Concernant brièvement les faits, on peut retenir que le cujus, Damase Gnansounou, à l’époque, officiait en tant que chef centre télécommerce à l’Office des Postes et Télécommunications de Porto-Novo où il était chargé de la gérance des cartes Télé plus, Nasuba et Temsa. Il a été également responsable des cabines Fax. Suite à un contrôle effectué courant janvier 2004, un déficit de 13 412 765 F CFA a été constaté dans sa gestion. Interpellé, il ne reconnait pas ce montant et estime qu’il n’a pas eu le temps nécessaire pour préparer les pièces justificatives. Son casier judiciaire ne porte mention d’aucune condamnation.

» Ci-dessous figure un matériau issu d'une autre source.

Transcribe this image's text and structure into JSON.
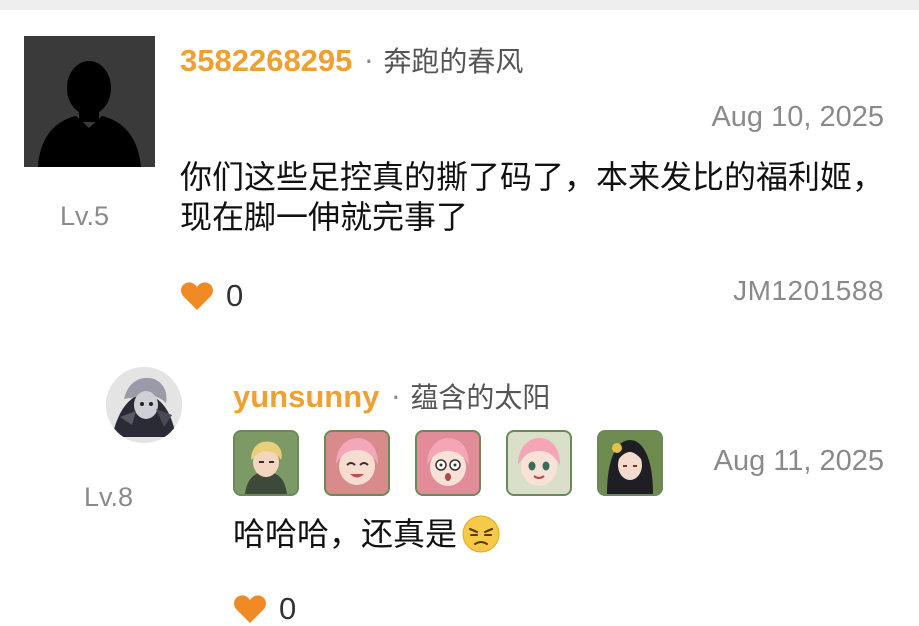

Selon le représentant du ministère public, Julien Tiamou, la Brigade de recherche de Porto-Novo commise pour les diligences dans le cadre des présentes assises a attesté que le nommé Damase Gnansounou est effectivement décédé et l’acte qui le constate datant du 12 avril 2013 à Porto-Novo figure au dossier.
Une situation confirmée par Séverine Lawson, Agent judiciaire du Trésor qui déplore par ailleurs que, de plus en plus, ces dossiers où l’Etat doit faire valoir ses droits soient légion. Souvent, explique-t-elle, les auteurs des détournements sont indisposés ou morts. Ce qui ne permet plus ces derniers temps à l’Etat de rentrer dans ses fonds. Elle a donc émis le vœu que les affaires du genre soient examinées avec diligence afin de préserver les intérêts ou droits du contribuable. «On ne peut pas faire le procès des morts», a-t-elle constaté avec regret.
Embouchant la même trompette, Julien Tiamou a requis qu’il plaise à la Cour de déclarer l’action publique éteinte contre lui.
Constat qu’a fait la défense confirmant qu’elle a également reçu l’acte de décès.
Il ne restait plus qu’à la Cour de retenir ce qu’il convient en de pareilles circonstances. Elle a déclaré l’action publique éteinte contre Damase Gnansounou.
A côté de Isabelle Sagbohan pour examiner le dossier, il y avait Hortense Eliane Bada et Michel Romaric Azalou. Christophe Chéou avait tenu la plume de l’audience.